From igniting revolutions in language and logic, to reinventing the rituals of fire and food, every deity left behind a scar or blessing on humanity.

And yet…

Despite all that change… the world still looked like an exhausted pipe system—twisting metal veins, rusted and choked, struggling to hold on.

A decaying relic.

But beneath the soot and sorrow, there was… beauty. A strange, stubborn kind. The kind that refused to die.

Damián reached for a thick tome engraved with a seven-eyed symbol when a voice yanked him out of his trance.

"Kid."

Axir's voice was a soft growl.

Damián blinked, snapping out of his wandering mind.

"Oh, sorry… Axir."

The old man sighed, folding his arms.

"You keep getting lost in your own head. Why is that?"

Damián looked at the floor.

"I don't really know."

Axir raised an eyebrow. "That's not good enough."

"I… really don't know." Damián repeated, this time quieter—like a confession muttered before a silent god.

A long pause. Then Axir exhaled through his nose, the sigh of a man who'd seen far too many repeat the same cycle.

"Sit."

The word was not a suggestion.

Damián obeyed, lowering himself onto the old oak chair.
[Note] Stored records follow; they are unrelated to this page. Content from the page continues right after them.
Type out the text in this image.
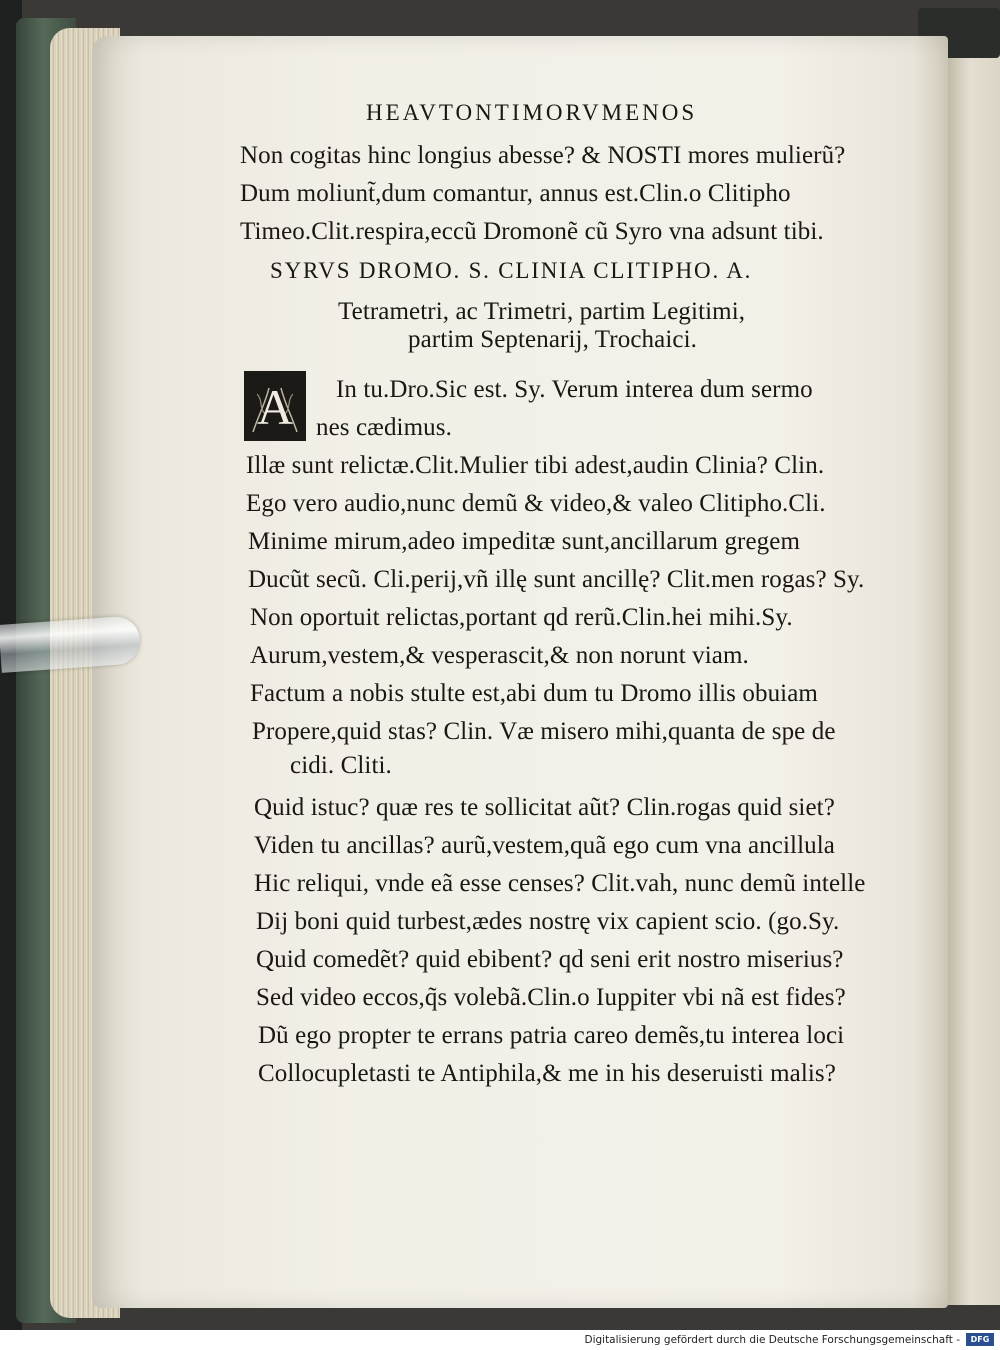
HEAVTONTIMORVMENOS
Non cogitas hinc longius abesse? & NOSTI mores mulierũ?
Dum moliunt̃,dum comantur, annus est.Clin.o Clitipho
Timeo.Clit.respira,eccũ Dromonẽ cũ Syro vna adsunt tibi.
SYRVS DROMO. S. CLINIA CLITIPHO. A.
Tetrametri, ac Trimetri, partim Legitimi,
partim Septenarij, Trochaici.
A In tu.Dro.Sic est. Sy. Verum interea dum sermo
nes cædimus.
Illæ sunt relictæ.Clit.Mulier tibi adest,audin Clinia? Clin.
Ego vero audio,nunc demũ & video,& valeo Clitipho.Cli.
Minime mirum,adeo impeditæ sunt,ancillarum gregem
Ducũt secũ. Cli.perij,vñ illę sunt ancillę? Clit.men rogas? Sy.
Non oportuit relictas,portant qd rerũ.Clin.hei mihi.Sy.
Aurum,vestem,& vesperascit,& non norunt viam.
Factum a nobis stulte est,abi dum tu Dromo illis obuiam
Propere,quid stas? Clin. Væ misero mihi,quanta de spe de
cidi. Cliti.
Quid istuc? quæ res te sollicitat aũt? Clin.rogas quid siet?
Viden tu ancillas? aurũ,vestem,quã ego cum vna ancillula
Hic reliqui, vnde eã esse censes? Clit.vah, nunc demũ intelle
Dij boni quid turbest,ædes nostrę vix capient scio. (go.Sy.
Quid comedẽt? quid ebibent? qd seni erit nostro miserius?
Sed video eccos,q̃s volebã.Clin.o Iuppiter vbi nã est fides?
Dũ ego propter te errans patria careo demẽs,tu interea loci
Collocupletasti te Antiphila,& me in his deseruisti malis?
Digitalisierung gefördert durch die Deutsche Forschungsgemeinschaft -	DFG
The way he sat carried echoes of the wealthy boy he once was—posture straight, clean, almost princely—but it lacked pride.

It was a shell of mannerism with no throne left to protect.

Axir sat opposite him, eyes half-lidded like someone watching fate tighten its noose.

"You and I," he said, "are going out."

Damián tilted his head.

"Why?"

"Because we need certain ingredients."

"Ingredients… for what?"

Axir leaned forward, his hands laced before him like a man offering both prayer and threat.

"A potion."

Damián blinked. "A potion of what?"

A smirk danced on the old man's lips. It was neither warm nor cold—it simply was.

"A potion of Ecliptica."

He paused.

"And I will choose which one."

"Why not me?" Damián asked, voice hollow with hesitation.

"Because you know nothing," Axir said bluntly, "and Ecliptica is not a toy. It's not a choice—it's a mirror. A curse. A crown. All in one."

Damián stared at him, his body frozen but his mind unraveling. His expression… it was the look of a child who had wandered too far from home and just now realized the stars do not guide—they watch.

Axir saw it. He let the silence sit for a while.

Outside, wind kissed the wooden walls. Somewhere distant, a wolf howled once—and then no more.

The room grew colder, but not from temperature.

From revelation.

And so… the journey to Ecliptica begins—not with triumph, but with confusion.

Not with clarity, but with the echo of ancient choices made by hands long turned to dust.